You wait 40 years and three come along at once, to the Gloucestershire Warwickshire Steam Railway

Ian Crowder
May 13, 2024

• Cotswold Festival of Steam features THREE newly-built steam locomotives* - 25-27 May 2024 • FIRST TIME in preservation that three new locomotives have appeared together* • Award-winning event “shaping up to be best ever”

This year marks the 40th Anniversary of the Gloucestershire Warwickshire Steam Railway’s (GWSR) first train in preservation, which steamed out of Toddington station on 22 April 1984.  That first service, comprising one coach hauled by a diminutive 0-4-0 tank locomotive called ‘Cadbury No. 1’, ran over only a quarter of a mile of newly laid track and back to the station.

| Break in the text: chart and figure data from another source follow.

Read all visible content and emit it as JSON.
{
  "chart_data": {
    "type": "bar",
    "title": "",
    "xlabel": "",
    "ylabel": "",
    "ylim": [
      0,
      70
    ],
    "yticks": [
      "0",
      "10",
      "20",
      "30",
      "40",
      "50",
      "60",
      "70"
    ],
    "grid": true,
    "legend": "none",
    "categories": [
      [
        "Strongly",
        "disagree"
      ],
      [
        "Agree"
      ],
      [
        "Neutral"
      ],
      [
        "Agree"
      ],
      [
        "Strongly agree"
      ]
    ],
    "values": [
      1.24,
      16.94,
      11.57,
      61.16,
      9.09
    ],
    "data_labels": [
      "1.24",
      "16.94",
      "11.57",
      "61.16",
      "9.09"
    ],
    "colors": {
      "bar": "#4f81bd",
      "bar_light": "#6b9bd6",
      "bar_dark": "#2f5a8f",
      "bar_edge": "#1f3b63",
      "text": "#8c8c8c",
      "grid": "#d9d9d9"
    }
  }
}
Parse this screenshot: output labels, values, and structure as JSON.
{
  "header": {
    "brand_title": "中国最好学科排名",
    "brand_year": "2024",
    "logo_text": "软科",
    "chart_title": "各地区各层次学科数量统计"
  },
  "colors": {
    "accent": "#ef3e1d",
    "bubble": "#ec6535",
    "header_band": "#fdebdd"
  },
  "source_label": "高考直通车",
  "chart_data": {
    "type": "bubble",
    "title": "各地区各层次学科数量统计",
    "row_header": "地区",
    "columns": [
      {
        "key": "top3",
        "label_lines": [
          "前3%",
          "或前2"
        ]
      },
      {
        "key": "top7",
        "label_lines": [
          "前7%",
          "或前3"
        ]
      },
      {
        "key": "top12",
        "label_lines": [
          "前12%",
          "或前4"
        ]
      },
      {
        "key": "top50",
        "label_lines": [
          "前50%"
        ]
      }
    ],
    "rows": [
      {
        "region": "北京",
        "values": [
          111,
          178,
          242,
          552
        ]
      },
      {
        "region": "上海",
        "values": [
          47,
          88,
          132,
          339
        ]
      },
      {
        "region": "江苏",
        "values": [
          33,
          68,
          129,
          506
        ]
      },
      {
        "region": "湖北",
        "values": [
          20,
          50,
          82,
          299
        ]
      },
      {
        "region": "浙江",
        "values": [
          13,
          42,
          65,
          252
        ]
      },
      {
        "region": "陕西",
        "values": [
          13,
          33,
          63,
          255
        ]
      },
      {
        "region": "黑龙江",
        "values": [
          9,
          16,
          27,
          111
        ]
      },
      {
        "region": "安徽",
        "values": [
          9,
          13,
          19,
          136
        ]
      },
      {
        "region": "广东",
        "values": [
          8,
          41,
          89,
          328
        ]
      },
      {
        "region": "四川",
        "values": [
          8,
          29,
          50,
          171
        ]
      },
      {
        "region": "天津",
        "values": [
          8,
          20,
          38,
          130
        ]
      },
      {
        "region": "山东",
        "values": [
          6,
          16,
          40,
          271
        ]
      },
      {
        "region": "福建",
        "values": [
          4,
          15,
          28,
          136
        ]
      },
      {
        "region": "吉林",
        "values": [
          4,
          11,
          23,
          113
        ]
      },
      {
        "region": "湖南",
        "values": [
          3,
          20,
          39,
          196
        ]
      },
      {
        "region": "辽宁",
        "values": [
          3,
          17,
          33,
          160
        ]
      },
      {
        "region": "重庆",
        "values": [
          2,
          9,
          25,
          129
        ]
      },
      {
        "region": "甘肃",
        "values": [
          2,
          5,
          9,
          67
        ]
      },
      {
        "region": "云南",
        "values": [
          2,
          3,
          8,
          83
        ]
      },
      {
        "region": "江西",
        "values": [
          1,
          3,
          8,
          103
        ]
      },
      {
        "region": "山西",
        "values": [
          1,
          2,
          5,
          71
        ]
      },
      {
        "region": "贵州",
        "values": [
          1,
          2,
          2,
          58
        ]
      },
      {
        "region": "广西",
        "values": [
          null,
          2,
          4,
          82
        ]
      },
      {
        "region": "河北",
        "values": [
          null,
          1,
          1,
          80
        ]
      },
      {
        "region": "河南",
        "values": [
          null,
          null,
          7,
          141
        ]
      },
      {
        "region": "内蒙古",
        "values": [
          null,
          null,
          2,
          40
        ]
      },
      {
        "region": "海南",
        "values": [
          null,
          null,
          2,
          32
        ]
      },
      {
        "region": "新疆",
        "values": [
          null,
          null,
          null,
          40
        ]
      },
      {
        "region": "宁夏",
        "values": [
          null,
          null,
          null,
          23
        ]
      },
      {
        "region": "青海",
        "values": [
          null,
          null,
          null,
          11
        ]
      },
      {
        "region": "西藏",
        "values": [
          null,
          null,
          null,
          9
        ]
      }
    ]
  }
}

Since then the railway has grown to its present 14 miles between Broadway and Cheltenham.  Over those 40 years, many preserved steam and diesel locomotives have visited the railway and this year is no exception: three visitors will grace the rails of this beautiful Cotswold railway for the award-winning Cotswold Festival of Steam, 25-27 May 2024.  

But the difference is that all three of those visitors are newly-built steam locomotives – one of which makes its debut at the Festival.  All three represent Great Western Railway types long gone.  They are:

No. 6880 Betton Grange, billed as the 81st locomotive in the ‘Grange’ class.  Had production not been interrupted by the outbreak of the second world war, this would have been the name and number of the next locomotive in the series.  All 80 of these outstanding 4-6-0 Western workhorses had been withdrawn for scrap by the end of 1965.  The 6880 Betton Grange Society set about correcting this omission, work starting in 2004 and which has just been completed at Tyseley locomotive works in Birmingham: just in time for the Cotswold Festival of Steam.

No. 2999 Lady of Legend, is the newest member of the celebrated ‘Saint’ class 4-6-0s introduced by G J Churchward in 1902, to meet the need for more powerful and faster express locomotives.  They were an outstanding success, incorporating many advanced features that influenced British steam locomotive design over the next 50 years.  Seventy-seven were built between 1902 and 1913 but all had been withdrawn by 1953 with none preserved.  No. 2999 was built by the Great Western Society at Didcot Railway Centre and, following 15 years of painstaking work this historic, brand-new locomotive moved for the first time in April 2019.  This is its first visit to the GWSR.

No. 9351 doesn’t have a name.  It is a 2-6-0 and is unique: it is based on a design that dates back to 1910, but was never actually built.  The locomotive, strictly speaking, is a rebuild of a 2-6-2 tank locomotive that was in scrapyard condition.  The tanks were removed, the cab and rear end of the locomotive modified and a new tender was built, giving the engine greater water and coal capacity.  It was created by the West Somerset Railway, entering service in 2004.  This is the locomotive’s first visit to the GWSR and only its second visit away from its home railway.

Tom Willson, chairman of the Cotswold Festival of Steam organising committee says: “Who would have thought at the end of steam in the 1960s, that preservationists would start building new locomotives?  Yet there are a few that are either now operational, under construction, or planned, most replacing classes that disappeared a long time ago.

“Everyone on the GWSR is absolutely thrilled that we have not one, not two, but three newly-built locomotives* visiting our railway this year, all perfectly fitting our theme ‘Western Workhorses’.  

“This is shaping up to be one of the best-ever Cotswold Festival of Steam events and not to be missed.  This is also the first time that three new-build locomotives have been seen together in preservation.  

“You wait 40 years for a new steam locomotive to turn up, then three come at once!”

The celebrated LNER-design Pacific no. 60163 Tornado was the first all-new main-line steam locomotive to be completed in the UK since 1960, entering excursion service in 2008.

The Cotswold Festival of Steam will feature up to eight steam locomotives including the railway’s resident fleet, working to an intensive timetable.  The event features goods train brake van rides; a rare opportunity to enjoy a footplate ride (bookable in advance), footplate visits, visits behind the scenes and much more.  The Toddington Narrow Gauge Railway will be running, while several full-size and miniature traction engines will be operating too – so there is plenty of steam to savour!

Full details of the Festival are on the GWSR’s website. Tickets can also be bought on the day.